Another explanation of These are the rules [that you shall set before them] (Exod. 21:1): It is written, [God] issued His commands to Jacob, [His statutes and rules to Israel.] (Ps. 147:19) Once upon a time, Aquila said to the Emperor Hadrian, "I wish to convert and to become an Israelite." He replied: "You seek [to join] that people? See how I have debased them, and how many of them I have killed. You wish to ally yourself with the lowliest of peoples—what do you see in them that you wish to convert?" [Aquila] told him: "The least among them knows how the Blessed Holy One created the world: what was created on the first day and what on the second day, how long it has been since the world was created, and on what the world stands. Their Torah is true." [Hadrian] said to him, "Go study their law, but do not get circumcised." Aquila told him, "Not even the wisest in your kingdom nor an elder one hundred years old could study their Torah unless he is circumcised!" Thus it is written, [God] issued His commands to Jacob, His statutes and rules to Israel. He did not do so with any other nation . . . (Ps. 147:19–20)—except with the children of Israel.
This midrash about an actual convert expands the scope of this week's Torah portion, Mishpatim, which contemporary scholars call the "Covenant Collection" because of its numerous laws that follow and complement the Ten Commandments. This narrative about an ancient seeker of truth who wished to study our Torah and to enter physically and spiritually into our people's covenant raises fundamental questions about the role and status of converts to Judaism today.

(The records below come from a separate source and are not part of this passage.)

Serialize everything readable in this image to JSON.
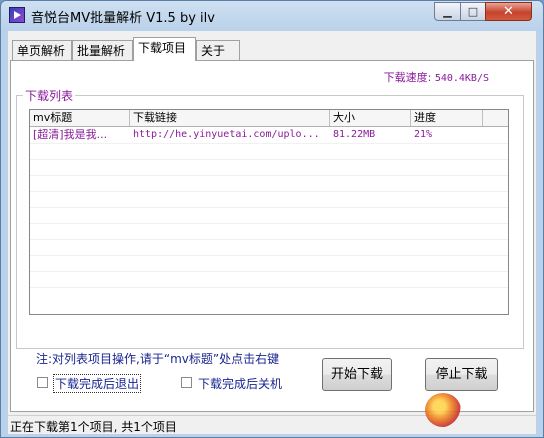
{
  "window": {
    "title": "音悦台MV批量解析 V1.5 by ilv",
    "minimize_glyph": "▁",
    "maximize_glyph": "□",
    "close_glyph": "✕"
  },
  "tabs": [
    {
      "label": "单页解析"
    },
    {
      "label": "批量解析"
    },
    {
      "label": "下载项目"
    },
    {
      "label": "关于"
    }
  ],
  "active_tab": 2,
  "speed": {
    "label": "下载速度:",
    "value": "540.4KB/S"
  },
  "download_list": {
    "group_label": "下载列表",
    "columns": [
      "mv标题",
      "下载链接",
      "大小",
      "进度"
    ],
    "rows": [
      [
        "[超清]我是我...",
        "http://he.yinyuetai.com/uplo...",
        "81.22MB",
        "21%"
      ]
    ]
  },
  "note": "注:对列表项目操作,请于“mv标题”处点击右键",
  "options": {
    "exit_after_download": {
      "label": "下载完成后退出",
      "checked": false
    },
    "shutdown_after_download": {
      "label": "下载完成后关机",
      "checked": false
    }
  },
  "buttons": {
    "start": "开始下载",
    "stop": "停止下载"
  },
  "status_bar": "正在下载第1个项目, 共1个项目",
  "colors": {
    "accent_text": "#8a1b9a",
    "note_text": "#1a2590",
    "titlebar": "#b9d1ea"
  },
  "icons": {
    "app": "app-icon"
  }
}
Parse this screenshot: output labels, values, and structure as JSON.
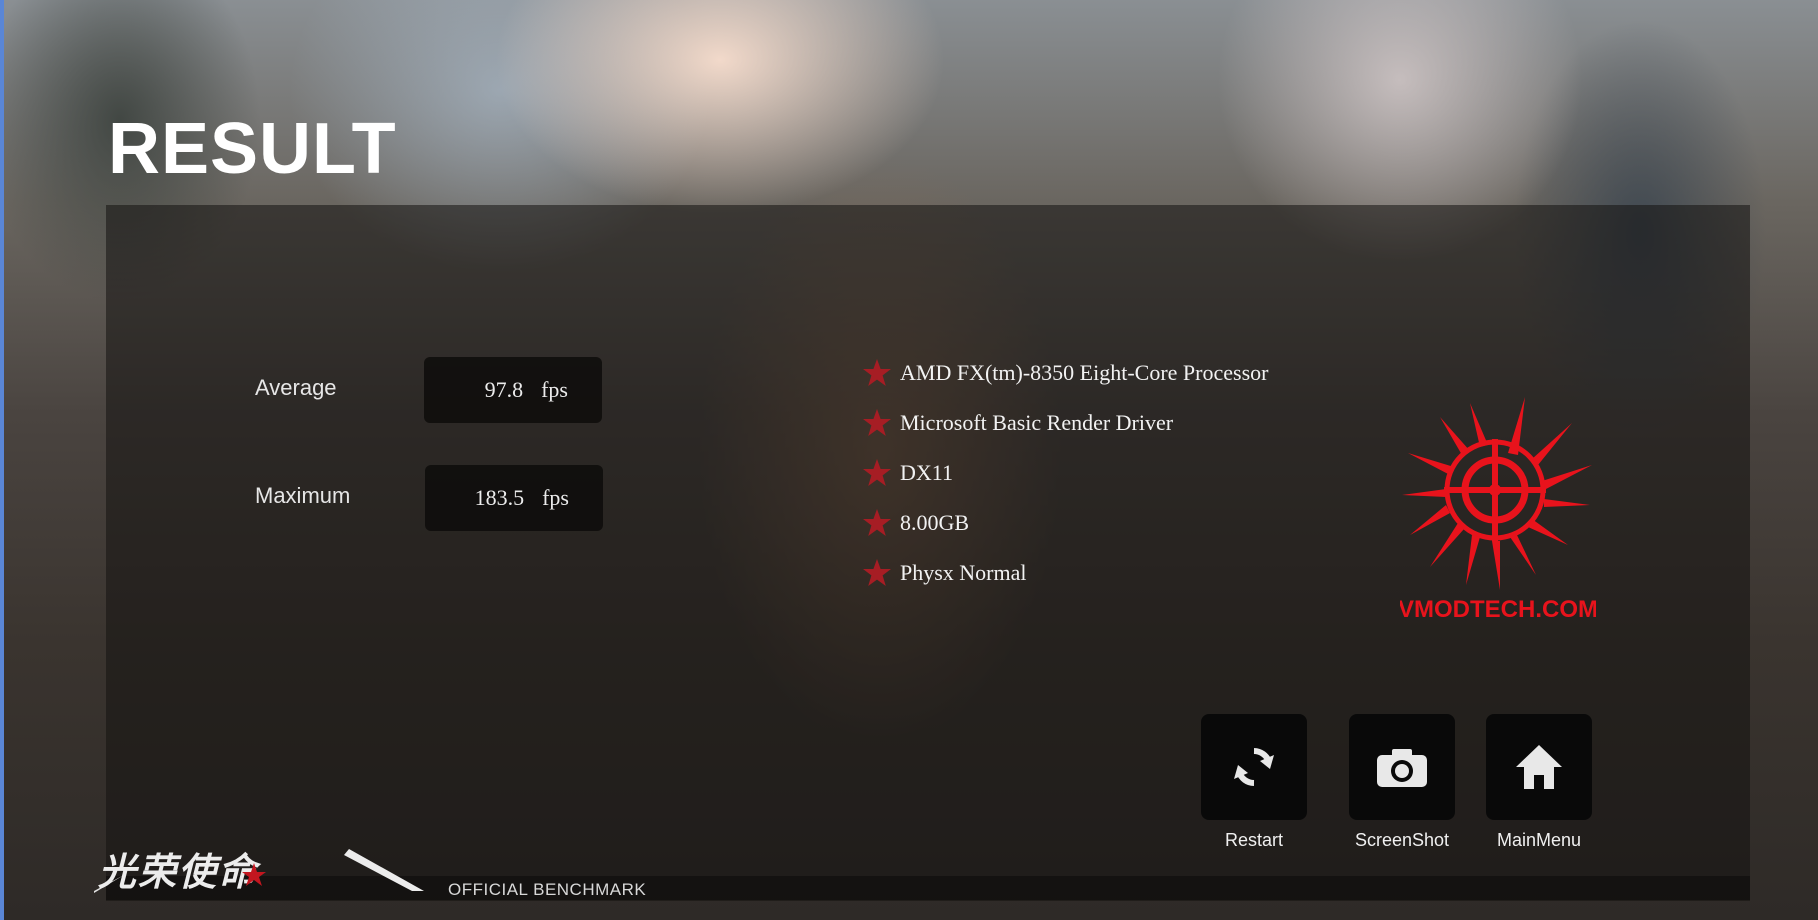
{
  "header": {
    "title": "RESULT"
  },
  "stats": [
    {
      "label": "Average",
      "value": "97.8",
      "unit": "fps"
    },
    {
      "label": "Maximum",
      "value": "183.5",
      "unit": "fps"
    }
  ],
  "specs": [
    "AMD FX(tm)-8350 Eight-Core Processor",
    "Microsoft Basic Render Driver",
    "DX11",
    "8.00GB",
    "Physx Normal"
  ],
  "watermark": {
    "text": "VMODTECH.COM",
    "color": "#e8131c"
  },
  "actions": {
    "restart": {
      "label": "Restart",
      "icon": "refresh-icon"
    },
    "screenshot": {
      "label": "ScreenShot",
      "icon": "camera-icon"
    },
    "mainmenu": {
      "label": "MainMenu",
      "icon": "home-icon"
    }
  },
  "footer": {
    "brand": "光荣使命",
    "subtitle": "OFFICIAL BENCHMARK"
  },
  "colors": {
    "accent_star": "#a61d24",
    "panel": "#141211"
  }
}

Whether or not the conversation above really occurred, we do know that Aquila made a monumental contribution to his chosen people: one of the first translations of the Hebrew Bible into another language. In a time when one can find countless Bible translations on the Internet alone, one could easily overlook how Aquila and others like him transformed Jewish history. Not only did Aquila produce a tremendous work of scholarship that immediately benefitted Jews in the Greek-speaking Diaspora, our Sages from his time and for generations thereafter lauded him as a hero.
I am proud to count dozens of converts among my friends, family, and rabbinic colleagues. Indeed, I consider their paths to Judaism and their journeys within our community as Jews-by-choice to be among the most important lessons I have learned in becoming a rabbi. It pains me, therefore, to know how the ultra-Orthodox establishment in Israel continues to undermine the legitimacy of official and likely converts there and abroad through their recent political maneuvering. When will we honor the example of Aquila and others like him living today by refusing to accept this truly demeaning situation that dishonors the Torah and Judaism?